Before Photoshop made things too easy for lazy movie marketers, movie posters had style. Often they were the work of talented artists and painters. Most famously, Clint Eastwood recruited Frank Frazetta to paint the poster for "The Gauntlet," Eastwood's 1977 police thriller. In good condition, original prints of Frazetta's poster now go for hundreds of dollars on eBay.
The iconic 1977 "Star Wars" poster, featuring Luke with his lightsaber raised above his head and Princess Leia showing more leg than she actually would until "Return of the Jedi," is another classic example of a movie poster that draws you in. They don't make them like that anymore.

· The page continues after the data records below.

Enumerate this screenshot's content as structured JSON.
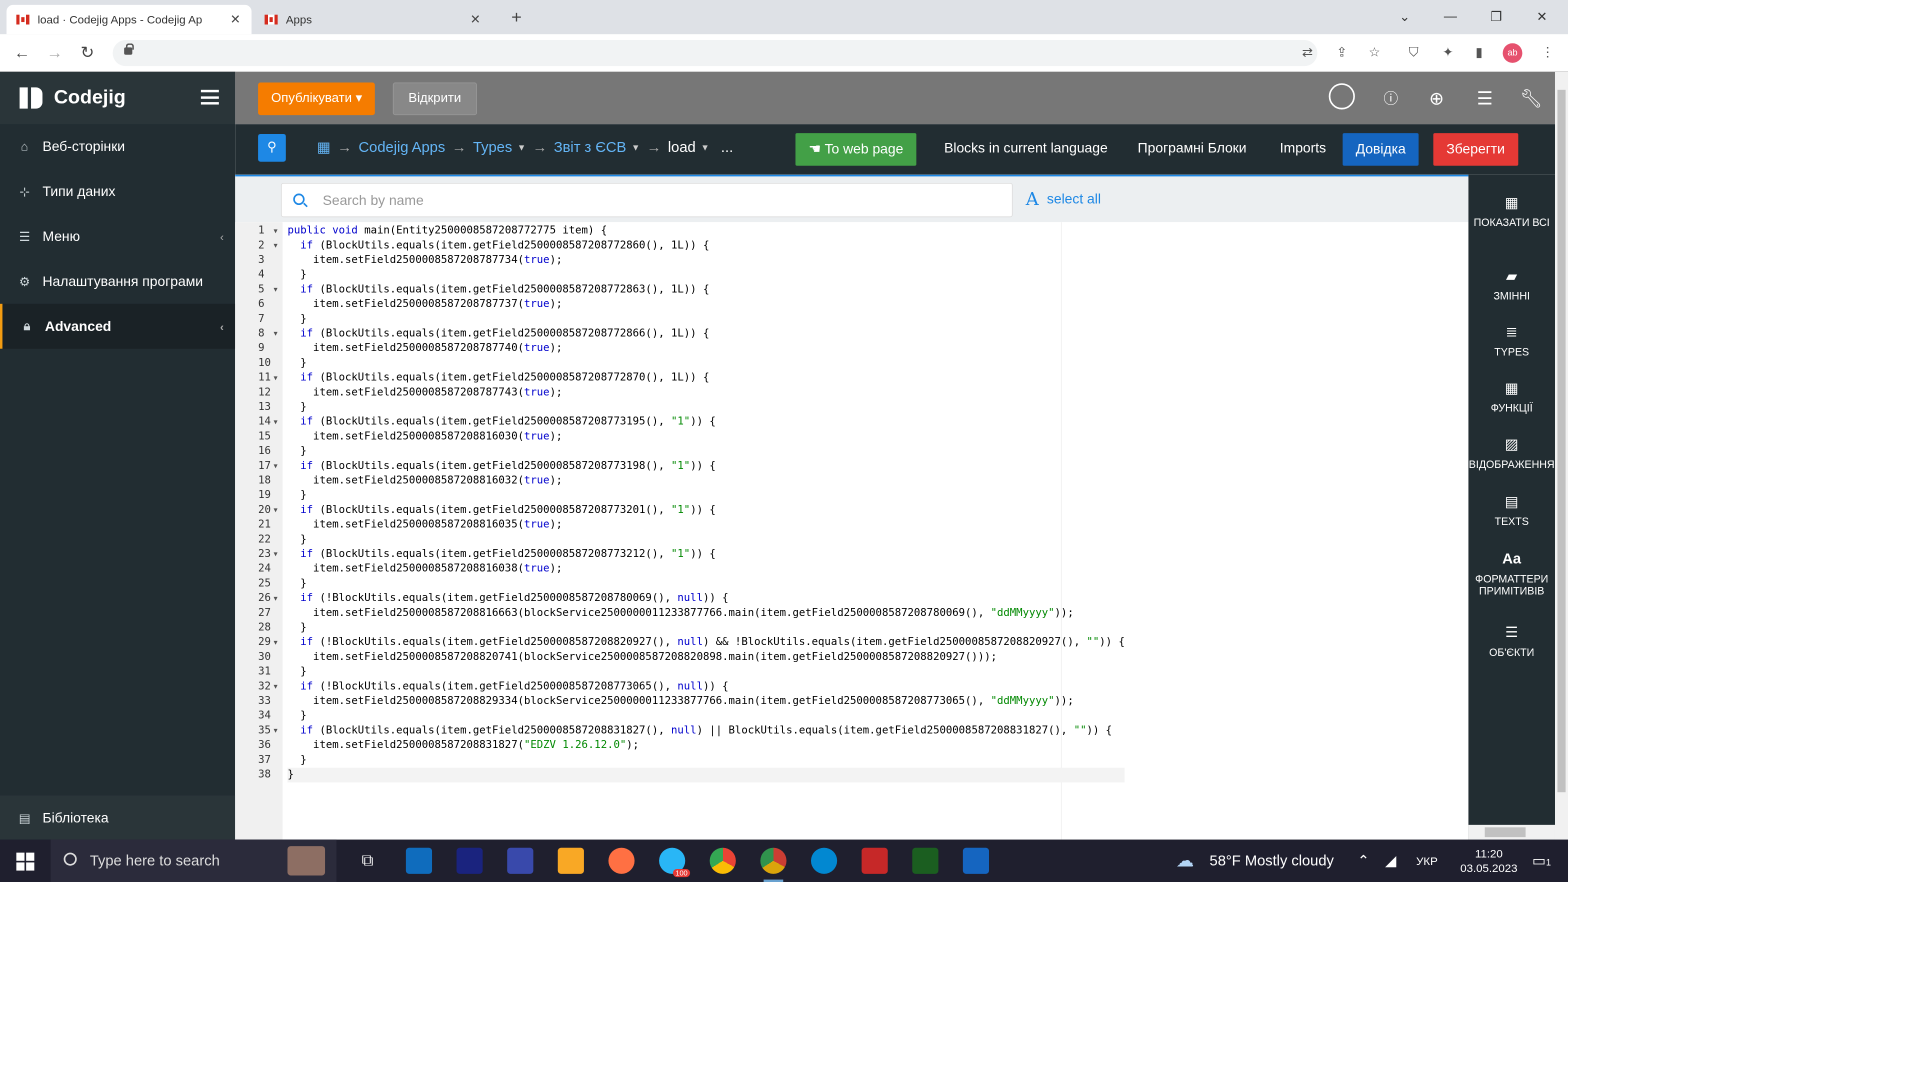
{
  "browser": {
    "tabs": [
      {
        "title": "load · Codejig Apps - Codejig Ap",
        "active": true
      },
      {
        "title": "Apps",
        "active": false
      }
    ],
    "avatar_text": "ab"
  },
  "sidebar": {
    "app_name": "Codejig",
    "items": [
      {
        "label": "Веб-сторінки",
        "icon": "home-icon"
      },
      {
        "label": "Типи даних",
        "icon": "sitemap-icon"
      },
      {
        "label": "Меню",
        "icon": "menu-icon"
      },
      {
        "label": "Налаштування програми",
        "icon": "gear-icon"
      },
      {
        "label": "Advanced",
        "icon": "lock-icon"
      }
    ],
    "library_label": "Бібліотека"
  },
  "topbar": {
    "publish_label": "Опублікувати",
    "open_label": "Відкрити"
  },
  "navbar": {
    "breadcrumbs": [
      "Codejig Apps",
      "Types",
      "Звіт з ЄСВ",
      "load"
    ],
    "more": "...",
    "to_web_page": "To web page",
    "blocks_current_language": "Blocks in current language",
    "program_blocks": "Програмні Блоки",
    "imports": "Imports",
    "help": "Довідка",
    "save": "Зберегти"
  },
  "search": {
    "placeholder": "Search by name",
    "select_all": "select all"
  },
  "right_panel": [
    {
      "label": "ПОКАЗАТИ ВСІ",
      "icon": "table-icon"
    },
    {
      "label": "ЗМІННІ",
      "icon": "book-icon"
    },
    {
      "label": "TYPES",
      "icon": "database-icon"
    },
    {
      "label": "ФУНКЦІЇ",
      "icon": "calculator-icon"
    },
    {
      "label": "ВІДОБРАЖЕННЯ",
      "icon": "image-icon"
    },
    {
      "label": "TEXTS",
      "icon": "file-text-icon"
    },
    {
      "label": "ФОРМАТТЕРИ ПРИМІТИВІВ",
      "icon": "font-icon"
    },
    {
      "label": "ОБ'ЄКТИ",
      "icon": "list-icon"
    }
  ],
  "code_lines": [
    "public void main(Entity2500008587208772775 item) {",
    "  if (BlockUtils.equals(item.getField2500008587208772860(), 1L)) {",
    "    item.setField2500008587208787734(true);",
    "  }",
    "  if (BlockUtils.equals(item.getField2500008587208772863(), 1L)) {",
    "    item.setField2500008587208787737(true);",
    "  }",
    "  if (BlockUtils.equals(item.getField2500008587208772866(), 1L)) {",
    "    item.setField2500008587208787740(true);",
    "  }",
    "  if (BlockUtils.equals(item.getField2500008587208772870(), 1L)) {",
    "    item.setField2500008587208787743(true);",
    "  }",
    "  if (BlockUtils.equals(item.getField2500008587208773195(), \"1\")) {",
    "    item.setField2500008587208816030(true);",
    "  }",
    "  if (BlockUtils.equals(item.getField2500008587208773198(), \"1\")) {",
    "    item.setField2500008587208816032(true);",
    "  }",
    "  if (BlockUtils.equals(item.getField2500008587208773201(), \"1\")) {",
    "    item.setField2500008587208816035(true);",
    "  }",
    "  if (BlockUtils.equals(item.getField2500008587208773212(), \"1\")) {",
    "    item.setField2500008587208816038(true);",
    "  }",
    "  if (!BlockUtils.equals(item.getField2500008587208780069(), null)) {",
    "    item.setField2500008587208816663(blockService2500000011233877766.main(item.getField2500008587208780069(), \"ddMMyyyy\"));",
    "  }",
    "  if (!BlockUtils.equals(item.getField2500008587208820927(), null) && !BlockUtils.equals(item.getField2500008587208820927(), \"\")) {",
    "    item.setField2500008587208820741(blockService2500008587208820898.main(item.getField2500008587208820927()));",
    "  }",
    "  if (!BlockUtils.equals(item.getField2500008587208773065(), null)) {",
    "    item.setField2500008587208829334(blockService2500000011233877766.main(item.getField2500008587208773065(), \"ddMMyyyy\"));",
    "  }",
    "  if (BlockUtils.equals(item.getField2500008587208831827(), null) || BlockUtils.equals(item.getField2500008587208831827(), \"\")) {",
    "    item.setField2500008587208831827(\"EDZV 1.26.12.0\");",
    "  }",
    "}"
  ],
  "fold_lines": [
    1,
    2,
    5,
    8,
    11,
    14,
    17,
    20,
    23,
    26,
    29,
    32,
    35
  ],
  "taskbar": {
    "search_placeholder": "Type here to search",
    "weather": "58°F  Mostly cloudy",
    "language": "УКР",
    "time": "11:20",
    "date": "03.05.2023",
    "telegram_badge": "100",
    "notification_count": "1"
  }
}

Old-school posters did have their clichés, but at least they were memorable clichés. The beautiful woman in the arms of a monster, alien or robot was a favorite. It popped up everywhere from "Creature from the Black Lagoon" to "Forbidden Planet."
And to be fair, floating heads predate the Photoshop age. But when one of your floating heads is Boris Karloff as Frankenstein's monster, you've already succeeded in generating audience interest.
The best old-style posters were often for low-budget movies destined for rural drive-ins and urban grindhouses. The artwork was usually lurid and accompanied by over-the-top proclamations like, "What he does to your nerves is almost as frightening as what he does to his victims!" from "The Toolbox Murders."
But an effective poster could also be simple, such as the giant shark coming up from beneath the swimmer on the "Jaws" poster. If someone were to make a poster for "Jaws" today, it would probably show the heads of Roy Scheider, Robert Shaw and Richard Dreyfuss floating above an exploding boat, with a shark hidden somewhere in the background.
Maybe movie studios think they don't need movie posters to promote movies anymore because they have the Internet. But if "Snakes on a Plane" proved anything, it's that Internet hype doesn't always translate into box-office success.
And "Snakes on a Plane" had a lousy poster.